Bogachev has been charged by federal authorities in Pittsburgh, Pennsylvania with conspiracy, computer hacking, wire fraud, bank fraud and money laundering in connection with his alleged role as administrator of GameOver Zeus.

He also faces federal bank fraud conspiracy charges in Omaha, Nebraska related to his alleged involvement in an earlier variant of Zeus malware known as "Jabber Zeus."

Bureau officials said they believed Bogachev was still in Russia. He could not immediately be reached for comment.

Joseph Demarest, head of the FBI's cyber crime division, said that Russia's internal security agency, the FSB, had recently expressed tentative interest in working with U.S. authorities on investigating cyber crimes. He did not link the offer of cooperation to the Bogachev case.
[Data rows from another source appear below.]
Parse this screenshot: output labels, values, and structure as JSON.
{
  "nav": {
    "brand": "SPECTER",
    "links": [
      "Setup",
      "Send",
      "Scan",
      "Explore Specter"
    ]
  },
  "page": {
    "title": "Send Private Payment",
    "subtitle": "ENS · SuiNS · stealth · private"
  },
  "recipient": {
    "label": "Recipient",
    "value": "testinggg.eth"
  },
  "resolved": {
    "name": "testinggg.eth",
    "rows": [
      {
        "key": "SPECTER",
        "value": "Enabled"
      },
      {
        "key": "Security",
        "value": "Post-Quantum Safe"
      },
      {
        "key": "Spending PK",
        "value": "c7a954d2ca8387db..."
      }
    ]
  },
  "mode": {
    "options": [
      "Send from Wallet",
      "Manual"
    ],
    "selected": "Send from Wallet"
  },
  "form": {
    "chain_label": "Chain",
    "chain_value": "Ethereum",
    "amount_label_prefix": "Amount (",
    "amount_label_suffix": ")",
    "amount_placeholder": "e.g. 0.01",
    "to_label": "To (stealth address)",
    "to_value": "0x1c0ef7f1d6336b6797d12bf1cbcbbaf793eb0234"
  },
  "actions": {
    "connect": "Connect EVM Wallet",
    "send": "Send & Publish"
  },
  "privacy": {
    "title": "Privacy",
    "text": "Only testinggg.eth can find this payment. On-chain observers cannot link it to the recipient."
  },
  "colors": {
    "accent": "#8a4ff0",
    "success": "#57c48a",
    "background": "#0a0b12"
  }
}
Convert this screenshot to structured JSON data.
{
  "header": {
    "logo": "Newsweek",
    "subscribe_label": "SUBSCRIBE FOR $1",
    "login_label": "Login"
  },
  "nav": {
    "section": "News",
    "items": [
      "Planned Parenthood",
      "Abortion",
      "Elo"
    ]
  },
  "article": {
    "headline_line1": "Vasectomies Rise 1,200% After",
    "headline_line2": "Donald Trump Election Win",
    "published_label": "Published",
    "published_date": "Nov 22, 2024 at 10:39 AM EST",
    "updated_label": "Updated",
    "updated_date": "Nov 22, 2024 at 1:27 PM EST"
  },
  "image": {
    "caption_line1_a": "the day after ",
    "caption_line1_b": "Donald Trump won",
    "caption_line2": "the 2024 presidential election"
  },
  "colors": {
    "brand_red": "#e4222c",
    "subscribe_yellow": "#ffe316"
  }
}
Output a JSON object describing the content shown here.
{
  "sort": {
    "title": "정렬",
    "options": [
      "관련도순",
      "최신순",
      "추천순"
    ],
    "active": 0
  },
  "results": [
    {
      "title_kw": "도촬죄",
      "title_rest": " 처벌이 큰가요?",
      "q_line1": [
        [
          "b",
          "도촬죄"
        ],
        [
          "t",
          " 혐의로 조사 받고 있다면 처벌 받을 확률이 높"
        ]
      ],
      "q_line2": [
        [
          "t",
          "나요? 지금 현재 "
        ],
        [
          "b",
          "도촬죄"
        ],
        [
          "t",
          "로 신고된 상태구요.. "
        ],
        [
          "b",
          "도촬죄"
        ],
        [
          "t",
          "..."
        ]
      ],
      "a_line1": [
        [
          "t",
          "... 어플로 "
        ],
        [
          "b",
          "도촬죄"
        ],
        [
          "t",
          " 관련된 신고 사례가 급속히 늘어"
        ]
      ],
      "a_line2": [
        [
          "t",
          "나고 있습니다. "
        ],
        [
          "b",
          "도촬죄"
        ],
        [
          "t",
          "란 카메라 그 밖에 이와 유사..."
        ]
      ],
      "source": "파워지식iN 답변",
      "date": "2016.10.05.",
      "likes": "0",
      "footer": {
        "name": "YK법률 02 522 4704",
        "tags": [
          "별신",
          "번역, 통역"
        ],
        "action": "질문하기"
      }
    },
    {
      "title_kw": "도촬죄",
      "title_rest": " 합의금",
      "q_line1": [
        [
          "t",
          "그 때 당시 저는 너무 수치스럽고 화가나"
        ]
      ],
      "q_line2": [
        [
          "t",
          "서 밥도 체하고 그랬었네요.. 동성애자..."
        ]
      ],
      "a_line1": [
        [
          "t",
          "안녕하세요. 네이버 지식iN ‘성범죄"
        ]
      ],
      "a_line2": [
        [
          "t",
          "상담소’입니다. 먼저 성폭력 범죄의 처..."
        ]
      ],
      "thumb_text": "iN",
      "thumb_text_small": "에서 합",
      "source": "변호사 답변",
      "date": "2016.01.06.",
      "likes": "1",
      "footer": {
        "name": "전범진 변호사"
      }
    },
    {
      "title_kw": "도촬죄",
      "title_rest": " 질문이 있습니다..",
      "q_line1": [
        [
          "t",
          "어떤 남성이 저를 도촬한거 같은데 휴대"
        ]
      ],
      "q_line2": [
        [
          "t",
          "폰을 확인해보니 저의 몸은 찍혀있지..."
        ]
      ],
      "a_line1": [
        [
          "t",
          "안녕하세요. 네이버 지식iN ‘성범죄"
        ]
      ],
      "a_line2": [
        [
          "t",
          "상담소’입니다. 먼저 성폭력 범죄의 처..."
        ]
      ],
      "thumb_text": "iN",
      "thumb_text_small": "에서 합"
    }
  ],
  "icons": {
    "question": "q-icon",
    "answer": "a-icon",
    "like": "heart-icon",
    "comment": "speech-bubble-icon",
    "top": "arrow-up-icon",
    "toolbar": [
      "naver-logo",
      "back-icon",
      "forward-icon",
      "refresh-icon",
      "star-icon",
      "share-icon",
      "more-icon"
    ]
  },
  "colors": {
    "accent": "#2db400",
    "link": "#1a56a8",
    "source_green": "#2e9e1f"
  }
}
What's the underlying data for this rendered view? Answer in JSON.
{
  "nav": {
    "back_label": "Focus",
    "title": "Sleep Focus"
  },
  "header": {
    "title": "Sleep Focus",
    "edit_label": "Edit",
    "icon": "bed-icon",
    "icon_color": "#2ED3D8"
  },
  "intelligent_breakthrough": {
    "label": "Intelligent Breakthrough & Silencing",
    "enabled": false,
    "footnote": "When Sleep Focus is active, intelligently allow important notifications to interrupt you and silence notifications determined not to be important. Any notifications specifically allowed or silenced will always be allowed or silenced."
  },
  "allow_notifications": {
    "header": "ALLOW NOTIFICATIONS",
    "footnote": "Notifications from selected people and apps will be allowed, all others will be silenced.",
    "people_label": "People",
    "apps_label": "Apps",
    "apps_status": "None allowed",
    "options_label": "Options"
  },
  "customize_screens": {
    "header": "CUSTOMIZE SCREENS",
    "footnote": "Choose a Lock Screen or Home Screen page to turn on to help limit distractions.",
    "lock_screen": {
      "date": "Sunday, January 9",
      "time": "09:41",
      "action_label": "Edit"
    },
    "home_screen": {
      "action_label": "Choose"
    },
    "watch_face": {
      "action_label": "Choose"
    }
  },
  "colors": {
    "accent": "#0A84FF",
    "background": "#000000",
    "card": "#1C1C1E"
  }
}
Last June, when charges in the United States were first filed against Bogachev, journalists from Russian newspaper Komsomolskaya Pravda paid a visit to the luxury housing complex in Anapa where Bogachev is believed to reside, only to be told by other residents that Bogachev was lying low.

“Journalists keep coming around. But there's no one here, you might as well not search [for him],” the newspaper cited a couple from the housing complex as saying, adding that both Russian and Western journalists had been scouring the premises for him with no luck.

“It seems the only ones not searching for him are Russian law enforcement,” the report said.

According to the newspaper, Bogachev targeted only Americans, infecting their computers with malware and then draining their bank accounts.

“Bogachev bought up real estate in Krasnodar and a yacht in Anapa, on which he travelled around the Black Sea. He also acquired property in an elite housing complex in Anapa” with the stolen funds, the report said.

His apartment in Anapa was described as a fortress, with Bogachev having “bought the entire sixth floor and installed a steel door at the entrance with numerous locks.”

A housing attendant in the residential complex was cited as saying Bogachev lived with a wife and daughter, and that they “changed cars like gloves,” and even had a personal driver.

“I just saw the news yesterday, and it was immediately clear how they were living such a golden life,” the attendant was cited as saying.